Other psychology organizations include the German Psychological Society of the Federal Republic of Germany, the Research Institute for Industrial Psychology (Braunschweig), the Institute of Social Psychology (Cologne), and research centers at the universities of Berlin (two), Bonn, Cologne (two), Göttingen, Heidelberg, Marburg, Munich, Münster (three), and Würzburg (two). Among the psychology organizations in France are the French Psychological Society, the Center for Advanced Studies in Social Psychology (Paris), the Institute of Social and Psychological Sciences (University of Bordeaux), and research centers at the universities of Paris and Marseille. The psychology societies in Great Britain include the British Psychological Society, the National Institute of Industrial Psychology (London), the Department of Experimental Psychology (Oxford University), and research centers at London and Cambridge universities. In addition to the Italian Psychological Society, Italy has the National Institute for Psychology (Rome) and psychology centers at the universities of Rome and Milan, for example. Among the psychology organizations in Japan, are the Japanese Psychological Association, the Japanese Association of Applied Psychology, and research centers at the universities of Tokyo (four) and Nagasaki. Located in the Netherlands are the Institute of Conflict Psychology (Leiden) and research centers in Amsterdam and Nijmegen. In addition to the Swiss Professional Association of Applied Psychology, Switzerland has the Swiss Psychology Society, the J.-J. Rousseau Institute (Geneva), and psychology centers at the universities of Zurich, Bern, and Neuchâtel. Sweden has the Swedish Psychological Association, the Institute of Psychology and Education (Stockholm), and psychology research centers at the universities of Stockholm and Göteborg.
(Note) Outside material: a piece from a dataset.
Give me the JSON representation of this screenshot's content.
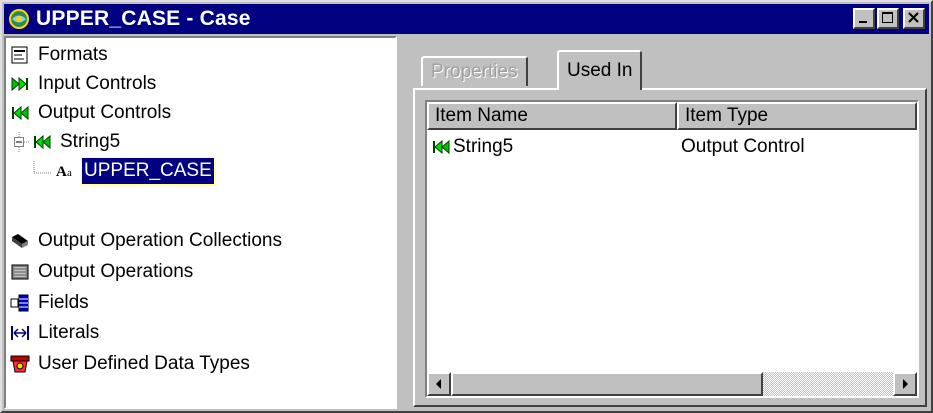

There are many psychology organizations and research facilities in the USA, including the American Psychological Association (Washington, D.C.), the National Psychological Association for Psychoanalysis (New York), the American Academy of Psychoanalysis (New York), the American Institute for Research in the Behavioral Sciences (Pittsburgh, Pa.), the Center for Advanced Study in the Behavioral Sciences (Stanford, Calif.), the Institute of Child Behavior and Development (University of Iowa), the Institute of Child Development (University of Minnesota, Minneapolis), and the Personality Research Center (University of Texas). In addition, there are research centers at Harvard, Columbia, Cornell, and Syracuse universities; at Nebraska State University; at the University of Buffalo; at the Massachusetts and California institutes of technology; and at Swarthmore College.